Today, most legacy plants relied on “eggshell” firewalls or air‑gap isolation. That defensive posture has shifted dramatically. Security is now a core design principle rather than an afterthought. In fact, the pace of cyber‑security investments in industrial settings outpaces the rate of new cyber‑attacks. The net effect is a real decline in the likelihood of successful compromises.
Insurance partners often see this optimism as naive. In reality, the status quo still presents unacceptable risk. Entire sectors—oil & gas, utilities, manufacturing—continue to operate with minimal safeguards. The stark reality is that the known threats we face today far exceed the unknown future risks. Yet, the IIoT is precisely the catalyst that forces a new architecture, and with it comes built‑in security.
Industrial systems rarely adopt a new architecture solely for safety reasons. The power grid, for example, has raised the issue of security for two decades but has not yet re‑architected its control layers. The IIoT changes that calculus by demanding that new, data‑centric solutions also be secure. Consequently, security is no longer optional; it becomes a gatekeeper for modernization.
Beyond strategic motivation, technical progress is closing the gap. Data‑centric architectures—such as publish‑subscribe or peer‑to‑peer models—solve scalability and integration hurdles by delivering data where it is needed in real time. The trade‑off is a higher surface area for attacks.
Fortunately, the DDS standard now offers a security framework that dovetails with its data flow design. The result is a “data‑centric dog” whose tail is a perfectly matched security layer that preserves transparency while preventing compromise.
“Let’s send data directly to its destination. This makes the system fast, reliable, and easy to code.”
“But we can’t maintain thousands of secure sessions. How do we keep such a system safe?”
That question—once a barrier to IIoT adoption—has been answered by standards that align security with architecture. These advances are industry‑wide and promise a future where industrial IoT is far more secure than today’s ad‑hoc patches.
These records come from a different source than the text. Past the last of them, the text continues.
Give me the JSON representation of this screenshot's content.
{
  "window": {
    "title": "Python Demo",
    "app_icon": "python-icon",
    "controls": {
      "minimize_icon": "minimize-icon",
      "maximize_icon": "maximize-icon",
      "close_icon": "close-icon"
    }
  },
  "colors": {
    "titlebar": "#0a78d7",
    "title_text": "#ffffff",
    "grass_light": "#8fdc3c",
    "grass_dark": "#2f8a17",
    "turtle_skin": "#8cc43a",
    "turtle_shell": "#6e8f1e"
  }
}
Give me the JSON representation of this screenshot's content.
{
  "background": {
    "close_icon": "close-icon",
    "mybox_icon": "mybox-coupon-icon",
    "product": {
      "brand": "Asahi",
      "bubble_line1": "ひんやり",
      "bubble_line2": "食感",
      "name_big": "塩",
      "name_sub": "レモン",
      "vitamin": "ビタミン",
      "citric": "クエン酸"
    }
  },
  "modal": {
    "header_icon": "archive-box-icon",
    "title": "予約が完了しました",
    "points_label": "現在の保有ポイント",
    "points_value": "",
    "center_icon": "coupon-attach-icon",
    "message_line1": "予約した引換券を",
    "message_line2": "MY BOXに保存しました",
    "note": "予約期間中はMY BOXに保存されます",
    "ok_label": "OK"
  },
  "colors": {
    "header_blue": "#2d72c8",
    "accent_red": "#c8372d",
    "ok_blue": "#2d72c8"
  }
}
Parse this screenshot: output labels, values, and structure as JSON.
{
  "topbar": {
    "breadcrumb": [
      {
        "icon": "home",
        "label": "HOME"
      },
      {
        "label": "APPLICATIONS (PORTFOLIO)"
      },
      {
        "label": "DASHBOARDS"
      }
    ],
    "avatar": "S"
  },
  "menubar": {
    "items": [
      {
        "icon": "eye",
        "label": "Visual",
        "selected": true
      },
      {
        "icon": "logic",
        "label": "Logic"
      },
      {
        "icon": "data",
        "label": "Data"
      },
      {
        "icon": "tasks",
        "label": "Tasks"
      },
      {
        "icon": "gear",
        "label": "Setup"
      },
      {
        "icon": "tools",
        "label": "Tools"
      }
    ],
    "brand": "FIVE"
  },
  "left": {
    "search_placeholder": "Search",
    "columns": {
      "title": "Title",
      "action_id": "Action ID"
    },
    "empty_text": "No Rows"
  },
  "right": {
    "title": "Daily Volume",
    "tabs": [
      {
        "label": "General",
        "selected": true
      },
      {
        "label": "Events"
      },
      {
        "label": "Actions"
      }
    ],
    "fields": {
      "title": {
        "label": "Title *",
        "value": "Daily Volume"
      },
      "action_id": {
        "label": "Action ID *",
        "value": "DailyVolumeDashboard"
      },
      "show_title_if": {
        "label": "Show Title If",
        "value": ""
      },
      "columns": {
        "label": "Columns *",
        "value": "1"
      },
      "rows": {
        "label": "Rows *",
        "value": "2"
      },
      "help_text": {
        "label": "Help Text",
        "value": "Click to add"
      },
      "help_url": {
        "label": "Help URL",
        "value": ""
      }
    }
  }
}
Insurance executives may still worry, but the real game‑changer is safety engineering. Advanced driver assistance systems (ADAS) and autonomous vehicles are projected to reduce road accidents by more than 90%, potentially erasing a $200 billion auto‑insurance market in the next decade. In healthcare, hospital errors—currently the third leading cause of death in the U.S.—can be dramatically reduced by automated, error‑free processes. Factories, refineries, and mining operations similarly benefit from removing human error from high‑risk tasks.
Disruption is inevitable, yet it offers a pathway to greener, safer, and more profitable futures. Navigating this transition successfully will be decisive for insurers and all other stakeholders. The IIoT’s economic impact is expected to reach multiple trillions of dollars within a few years.